Daniel Hernández Rosete1


Resumen


Este texto tiene como objetivo analizar los motivos que los migrantes estacionales tienen para buscar el embarazo de sus esposas cuando regresan a México. Se analizan los significados atribuidos al paternaje, el embarazo y la crianza desde la óptica del migrante y la esposa. Se llevó a cabo un estudio etnográfico en localidades Purépechas de Michoacán, apoyado en entrevistas con indígenas que viajan por temporadas de hasta tres años a Estados Unidos y con esposas que esperan en México. Los migrantes entrevistados consideran al embarazo, y al paternaje que de este deriva, como un recurso importante de legitimación masculina y de control sexual de sus esposas, particularmente válido para sus localidades rurales de origen, donde se saben varones ausentes. Cuando regresan a México buscan relaciones sexuales con fines reproductivos ya que temen que en su ausencia sus esposas tengan relaciones extra-conyugales. A partir de estos hallazgos, se considera necesario implementar políticas de salud sexual y reproductiva con enfoques pluriétnicos y de género que tomen en cuenta creencias y prácticas de masculinidad rural sobre paternidad y embarazo. Se recomienda desarrollar políticas de sensibilización dirigidas a varones migrantes durante los periodos de estancia en México.

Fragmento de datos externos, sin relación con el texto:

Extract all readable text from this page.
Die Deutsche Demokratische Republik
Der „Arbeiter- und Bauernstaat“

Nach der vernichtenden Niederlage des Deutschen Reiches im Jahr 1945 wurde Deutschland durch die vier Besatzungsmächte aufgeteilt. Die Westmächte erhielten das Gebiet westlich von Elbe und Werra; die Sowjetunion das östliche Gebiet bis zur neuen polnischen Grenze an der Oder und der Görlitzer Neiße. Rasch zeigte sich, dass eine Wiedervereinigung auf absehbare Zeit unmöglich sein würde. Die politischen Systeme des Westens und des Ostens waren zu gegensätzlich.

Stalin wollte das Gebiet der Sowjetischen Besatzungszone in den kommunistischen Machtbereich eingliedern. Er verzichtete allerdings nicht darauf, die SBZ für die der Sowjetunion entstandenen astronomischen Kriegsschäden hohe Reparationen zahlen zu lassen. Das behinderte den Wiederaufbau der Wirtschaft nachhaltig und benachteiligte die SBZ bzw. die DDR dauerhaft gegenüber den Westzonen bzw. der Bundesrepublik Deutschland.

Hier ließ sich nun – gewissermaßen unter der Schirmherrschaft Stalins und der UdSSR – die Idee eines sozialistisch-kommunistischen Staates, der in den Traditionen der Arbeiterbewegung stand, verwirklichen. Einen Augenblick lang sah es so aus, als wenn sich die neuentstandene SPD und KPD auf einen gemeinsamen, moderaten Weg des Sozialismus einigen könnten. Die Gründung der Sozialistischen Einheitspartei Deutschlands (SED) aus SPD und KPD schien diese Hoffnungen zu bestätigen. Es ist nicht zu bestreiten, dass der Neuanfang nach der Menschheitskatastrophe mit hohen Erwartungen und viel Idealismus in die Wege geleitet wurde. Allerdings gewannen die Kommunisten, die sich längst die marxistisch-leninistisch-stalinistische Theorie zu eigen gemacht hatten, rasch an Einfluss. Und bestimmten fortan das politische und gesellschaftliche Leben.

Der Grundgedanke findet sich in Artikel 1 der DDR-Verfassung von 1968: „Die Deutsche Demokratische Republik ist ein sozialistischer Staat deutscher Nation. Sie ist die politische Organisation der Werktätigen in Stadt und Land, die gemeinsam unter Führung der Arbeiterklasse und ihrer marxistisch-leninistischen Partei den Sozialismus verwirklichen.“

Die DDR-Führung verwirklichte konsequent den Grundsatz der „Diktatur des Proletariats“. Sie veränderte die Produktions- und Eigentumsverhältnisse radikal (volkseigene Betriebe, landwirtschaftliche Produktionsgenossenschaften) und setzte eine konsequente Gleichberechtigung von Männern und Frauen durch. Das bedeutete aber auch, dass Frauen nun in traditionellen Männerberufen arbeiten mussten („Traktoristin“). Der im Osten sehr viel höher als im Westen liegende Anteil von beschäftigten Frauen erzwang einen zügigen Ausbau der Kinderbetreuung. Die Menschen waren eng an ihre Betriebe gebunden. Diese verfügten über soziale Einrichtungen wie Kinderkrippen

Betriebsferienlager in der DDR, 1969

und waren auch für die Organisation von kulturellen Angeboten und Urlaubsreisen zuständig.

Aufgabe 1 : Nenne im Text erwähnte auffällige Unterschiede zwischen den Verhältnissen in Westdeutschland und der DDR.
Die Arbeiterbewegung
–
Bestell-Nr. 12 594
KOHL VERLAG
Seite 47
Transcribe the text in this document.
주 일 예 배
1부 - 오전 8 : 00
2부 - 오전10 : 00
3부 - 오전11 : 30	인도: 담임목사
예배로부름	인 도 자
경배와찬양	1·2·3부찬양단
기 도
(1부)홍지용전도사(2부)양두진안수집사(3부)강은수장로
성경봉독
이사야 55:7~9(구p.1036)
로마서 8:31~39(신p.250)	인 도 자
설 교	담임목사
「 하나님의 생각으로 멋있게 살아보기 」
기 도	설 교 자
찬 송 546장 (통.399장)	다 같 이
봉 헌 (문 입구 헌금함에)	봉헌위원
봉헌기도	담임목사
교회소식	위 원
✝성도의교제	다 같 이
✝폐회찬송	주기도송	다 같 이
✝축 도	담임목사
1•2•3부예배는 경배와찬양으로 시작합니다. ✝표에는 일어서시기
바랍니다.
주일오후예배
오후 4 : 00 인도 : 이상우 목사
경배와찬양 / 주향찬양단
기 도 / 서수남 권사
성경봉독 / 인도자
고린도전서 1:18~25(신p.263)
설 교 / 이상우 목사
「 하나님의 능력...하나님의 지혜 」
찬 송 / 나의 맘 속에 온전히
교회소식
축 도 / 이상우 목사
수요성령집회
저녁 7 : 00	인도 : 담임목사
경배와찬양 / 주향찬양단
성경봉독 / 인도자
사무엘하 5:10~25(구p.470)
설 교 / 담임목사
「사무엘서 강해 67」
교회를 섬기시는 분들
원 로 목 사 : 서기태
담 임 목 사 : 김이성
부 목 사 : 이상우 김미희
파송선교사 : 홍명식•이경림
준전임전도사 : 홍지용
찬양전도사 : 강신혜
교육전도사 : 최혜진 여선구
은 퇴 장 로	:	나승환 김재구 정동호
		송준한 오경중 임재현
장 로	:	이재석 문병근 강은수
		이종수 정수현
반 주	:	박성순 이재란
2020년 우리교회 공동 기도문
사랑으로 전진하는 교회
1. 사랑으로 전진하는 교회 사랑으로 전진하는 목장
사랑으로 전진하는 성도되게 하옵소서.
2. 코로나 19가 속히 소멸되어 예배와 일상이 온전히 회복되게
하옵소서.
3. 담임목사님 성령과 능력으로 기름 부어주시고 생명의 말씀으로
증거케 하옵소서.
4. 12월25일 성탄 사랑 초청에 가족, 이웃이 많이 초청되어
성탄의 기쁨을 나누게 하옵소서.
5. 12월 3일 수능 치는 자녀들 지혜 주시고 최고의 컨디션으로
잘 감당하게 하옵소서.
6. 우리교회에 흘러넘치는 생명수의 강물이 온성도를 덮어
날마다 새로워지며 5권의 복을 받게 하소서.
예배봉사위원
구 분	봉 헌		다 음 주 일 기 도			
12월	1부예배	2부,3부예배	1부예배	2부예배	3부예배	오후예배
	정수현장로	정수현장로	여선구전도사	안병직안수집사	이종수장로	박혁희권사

Palabras clave: migración indígena, paternidad, ruralización de VIH.

Planteamiento

La migración es un mecanismo de propagación del Virus de Inmunodeficiencia Humana (VIH) y en general de Infecciones de Transmisión Sexual (ITS) cuando ocurre entre países con alta y baja seroprevalencia epidémica (Cohen y Trussell, 1996; Lalou y Pichet, 1994). Este enfoque sugiere que una parte importante de las infecciones de migrantes mexicanos están ocurriendo en Estados Unidos, donde la seroprevalencia de ITS/VIH es notablemente mayor que en México (Bronfman y López, 1996).

La ruralización del VIH en México ha sido poco estudiada2. Los trabajos antropológicos que han abordado este fenómeno han hecho énfasis en las prácticas sexuales no reproductivas (Bronfman y Rubin, 1999; Hirsch et al., 2002, entre otros), sus hallazgos sugieren que los mexicanos que ingresan temporalmente a Estados Unidos pueden ser vulnerables3 a ITS/VIH debido a que se ven inmersos en contextos con normas sexuales más laxas, por tanto pueden tener prácticas diferentes a las que tienen en sus localidades de origen (Gayet et al., 2000).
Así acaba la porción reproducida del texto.